A prescription mask is specially designed for snorkeling or diving mask. These masks can be customized to accommodate an individual’s specific visual needs, allowing for clear vision underwater without the need for contact lenses. This can provide a safer and more comfortable option while snorkeling, as it eliminates the risk of losing contact lenses or experiencing discomfort due to water exposure.
This is a more reasonable option for people who are engaging in water activities frequently. However, if your prescription as been stable for several years, it may be worth investing in a pair that you can use whenever you go snorkeling or diving.
Another alternative for individuals who wish to snorkel without contact lenses is to consider undergoing laser vision correction. Some of the vision correction surgeries include LASIK, PRK and SMILE eye surgery. These procedures use a laser to reshape the cornea. This will correct vision issues, and reduce or eliminate the need for corrective lenses.
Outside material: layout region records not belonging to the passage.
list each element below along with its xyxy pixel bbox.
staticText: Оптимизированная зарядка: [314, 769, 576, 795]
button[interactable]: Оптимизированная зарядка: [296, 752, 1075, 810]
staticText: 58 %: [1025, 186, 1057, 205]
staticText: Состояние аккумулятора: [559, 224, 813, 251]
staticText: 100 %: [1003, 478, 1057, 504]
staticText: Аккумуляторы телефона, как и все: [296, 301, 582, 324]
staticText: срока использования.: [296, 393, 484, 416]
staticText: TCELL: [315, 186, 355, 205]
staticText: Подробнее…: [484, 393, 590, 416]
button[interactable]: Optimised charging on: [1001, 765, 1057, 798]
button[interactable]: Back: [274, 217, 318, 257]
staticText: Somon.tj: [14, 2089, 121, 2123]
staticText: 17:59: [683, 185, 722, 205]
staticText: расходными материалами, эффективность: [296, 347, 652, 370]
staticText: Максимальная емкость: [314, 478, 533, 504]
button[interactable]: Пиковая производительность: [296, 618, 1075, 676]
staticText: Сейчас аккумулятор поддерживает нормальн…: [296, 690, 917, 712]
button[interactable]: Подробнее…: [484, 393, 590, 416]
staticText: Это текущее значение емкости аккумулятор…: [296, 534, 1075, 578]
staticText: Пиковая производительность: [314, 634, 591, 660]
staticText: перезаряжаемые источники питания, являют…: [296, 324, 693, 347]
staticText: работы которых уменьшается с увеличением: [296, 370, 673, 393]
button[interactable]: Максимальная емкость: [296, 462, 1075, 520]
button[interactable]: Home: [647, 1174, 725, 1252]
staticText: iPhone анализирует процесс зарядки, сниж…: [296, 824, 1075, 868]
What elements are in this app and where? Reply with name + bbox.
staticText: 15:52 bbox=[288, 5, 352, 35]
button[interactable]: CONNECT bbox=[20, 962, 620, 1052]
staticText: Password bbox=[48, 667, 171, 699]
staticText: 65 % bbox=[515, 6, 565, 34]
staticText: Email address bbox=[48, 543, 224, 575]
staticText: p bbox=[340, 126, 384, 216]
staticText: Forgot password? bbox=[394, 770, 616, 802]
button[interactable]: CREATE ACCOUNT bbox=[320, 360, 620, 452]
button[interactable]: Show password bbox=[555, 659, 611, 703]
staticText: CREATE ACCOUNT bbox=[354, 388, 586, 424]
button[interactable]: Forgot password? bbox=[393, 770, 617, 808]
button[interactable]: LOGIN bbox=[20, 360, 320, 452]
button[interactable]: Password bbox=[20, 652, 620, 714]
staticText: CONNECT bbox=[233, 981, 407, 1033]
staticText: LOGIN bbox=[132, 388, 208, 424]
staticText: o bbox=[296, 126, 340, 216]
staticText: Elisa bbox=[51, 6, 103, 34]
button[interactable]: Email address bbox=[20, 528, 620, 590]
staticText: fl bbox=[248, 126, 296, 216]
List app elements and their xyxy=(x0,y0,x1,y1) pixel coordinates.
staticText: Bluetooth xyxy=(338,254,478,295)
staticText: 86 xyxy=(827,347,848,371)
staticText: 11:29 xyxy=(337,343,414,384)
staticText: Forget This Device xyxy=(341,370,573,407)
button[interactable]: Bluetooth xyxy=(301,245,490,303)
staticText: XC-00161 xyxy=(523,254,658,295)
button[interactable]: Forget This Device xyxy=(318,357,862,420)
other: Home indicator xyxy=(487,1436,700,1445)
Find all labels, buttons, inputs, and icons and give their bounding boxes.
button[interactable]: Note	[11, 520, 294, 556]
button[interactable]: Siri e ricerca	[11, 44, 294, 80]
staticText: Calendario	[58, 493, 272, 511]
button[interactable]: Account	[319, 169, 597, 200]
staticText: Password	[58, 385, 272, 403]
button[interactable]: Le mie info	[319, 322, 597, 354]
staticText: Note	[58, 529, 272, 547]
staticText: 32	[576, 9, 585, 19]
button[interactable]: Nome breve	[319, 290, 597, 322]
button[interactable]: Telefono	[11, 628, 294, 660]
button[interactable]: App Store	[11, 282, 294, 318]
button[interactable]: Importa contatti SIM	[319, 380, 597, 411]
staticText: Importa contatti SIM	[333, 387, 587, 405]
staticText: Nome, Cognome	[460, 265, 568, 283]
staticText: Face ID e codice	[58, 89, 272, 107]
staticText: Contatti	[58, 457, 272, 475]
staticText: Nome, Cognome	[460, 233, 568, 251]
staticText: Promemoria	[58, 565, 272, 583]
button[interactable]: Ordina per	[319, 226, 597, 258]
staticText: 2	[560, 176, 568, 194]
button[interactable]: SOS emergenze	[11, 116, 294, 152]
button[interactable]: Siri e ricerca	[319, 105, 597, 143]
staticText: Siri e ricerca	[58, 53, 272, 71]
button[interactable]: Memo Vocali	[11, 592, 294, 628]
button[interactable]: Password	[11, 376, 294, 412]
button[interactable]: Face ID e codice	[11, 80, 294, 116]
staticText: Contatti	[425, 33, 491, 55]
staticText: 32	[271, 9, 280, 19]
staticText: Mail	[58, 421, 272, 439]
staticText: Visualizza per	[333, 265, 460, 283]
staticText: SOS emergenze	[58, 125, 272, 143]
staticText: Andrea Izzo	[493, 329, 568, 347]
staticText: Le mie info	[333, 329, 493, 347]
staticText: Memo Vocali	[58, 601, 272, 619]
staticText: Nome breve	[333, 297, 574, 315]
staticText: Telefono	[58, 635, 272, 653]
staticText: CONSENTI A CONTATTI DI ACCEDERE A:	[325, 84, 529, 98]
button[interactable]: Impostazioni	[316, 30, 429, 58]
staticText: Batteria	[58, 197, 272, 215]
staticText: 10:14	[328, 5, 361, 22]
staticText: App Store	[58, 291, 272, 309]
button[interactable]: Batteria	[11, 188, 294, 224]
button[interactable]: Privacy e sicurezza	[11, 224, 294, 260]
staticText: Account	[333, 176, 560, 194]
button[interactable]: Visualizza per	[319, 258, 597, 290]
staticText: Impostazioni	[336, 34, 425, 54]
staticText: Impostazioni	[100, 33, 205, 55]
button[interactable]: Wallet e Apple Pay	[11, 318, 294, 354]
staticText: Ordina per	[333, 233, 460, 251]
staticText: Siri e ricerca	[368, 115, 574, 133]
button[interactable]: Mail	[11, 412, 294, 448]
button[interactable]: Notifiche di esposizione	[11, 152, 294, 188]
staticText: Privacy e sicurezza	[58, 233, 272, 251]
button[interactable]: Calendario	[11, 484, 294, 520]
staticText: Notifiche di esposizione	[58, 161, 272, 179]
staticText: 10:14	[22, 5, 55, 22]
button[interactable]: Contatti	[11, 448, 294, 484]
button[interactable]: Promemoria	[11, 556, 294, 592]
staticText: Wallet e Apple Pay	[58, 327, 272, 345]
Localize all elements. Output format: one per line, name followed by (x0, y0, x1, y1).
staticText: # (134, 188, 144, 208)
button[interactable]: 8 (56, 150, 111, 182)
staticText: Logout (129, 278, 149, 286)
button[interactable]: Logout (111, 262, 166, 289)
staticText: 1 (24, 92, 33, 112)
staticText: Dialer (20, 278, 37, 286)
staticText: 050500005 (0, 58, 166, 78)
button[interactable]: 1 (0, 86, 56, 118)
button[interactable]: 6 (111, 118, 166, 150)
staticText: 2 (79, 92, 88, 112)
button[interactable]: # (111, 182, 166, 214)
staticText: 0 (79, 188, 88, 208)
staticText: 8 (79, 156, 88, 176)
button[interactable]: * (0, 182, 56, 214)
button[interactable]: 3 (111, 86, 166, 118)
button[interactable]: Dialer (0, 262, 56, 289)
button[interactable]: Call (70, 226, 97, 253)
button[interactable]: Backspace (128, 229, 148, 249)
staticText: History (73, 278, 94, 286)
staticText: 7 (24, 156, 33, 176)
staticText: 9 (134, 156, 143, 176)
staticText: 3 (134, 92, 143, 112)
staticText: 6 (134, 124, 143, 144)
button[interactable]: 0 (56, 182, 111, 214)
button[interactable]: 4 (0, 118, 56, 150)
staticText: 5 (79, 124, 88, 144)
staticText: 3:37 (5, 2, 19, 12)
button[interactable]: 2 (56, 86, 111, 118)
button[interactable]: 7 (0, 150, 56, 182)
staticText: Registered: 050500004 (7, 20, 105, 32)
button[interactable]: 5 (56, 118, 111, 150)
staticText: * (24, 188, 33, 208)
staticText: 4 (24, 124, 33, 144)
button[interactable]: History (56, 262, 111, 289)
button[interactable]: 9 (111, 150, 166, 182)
The benefits of having vision correction eye surgery include:
- Permanent solution: LASIK can provide long-term correction of vision issues, without the need for contact lenses or glasses.
- Quick recovery: Most individuals can return to normal activities, including snorkeling, within a few weeks following LASIK surgery. Recovery times are longer for PRK.
- Cost-effective: Although the initial cost of LASIK surgery can be high, it may prove to be a more cost-effective solution in the long run. Once you have vision correction surgery, you will not need to buy contact lenses.
While not everyone is a good candidate for laser vision correction surgery, it is an option worth considering for those who are interested in a long-lasting solution that allows them to snorkel without the hassle of contact lenses. Plus you have the added benefit of having perfect eyesight all the time even when you are not snorkeling. As always, consult with an eye care professional to discuss the best solution for your specific visual needs and lifestyle.
Can You Snorkel With Contacts? Short Answer
The short answer is, yes you can, but you need to make sure that the water does not make contact with the contact lens. Snorkeling is a great way to enjoy the beauty of the ocean, but for contact lens wearers, appropriate precautions should be taken. Make sure your snorkel mask fits tightly to keep water out. This helps avoid eye infections from the water. If water gets in your mask, remove your soft contacts after snorkeling and do not use these lenses again. One devastating eye infection that can result from water is a germ called Acanthamoeba keratitis. This can cause permanent vision loss. If you are an avid swimmer or someone who enjoys snorkeling frequently, consider laser vision correction surgery like LASIK or alternatives to LASIK.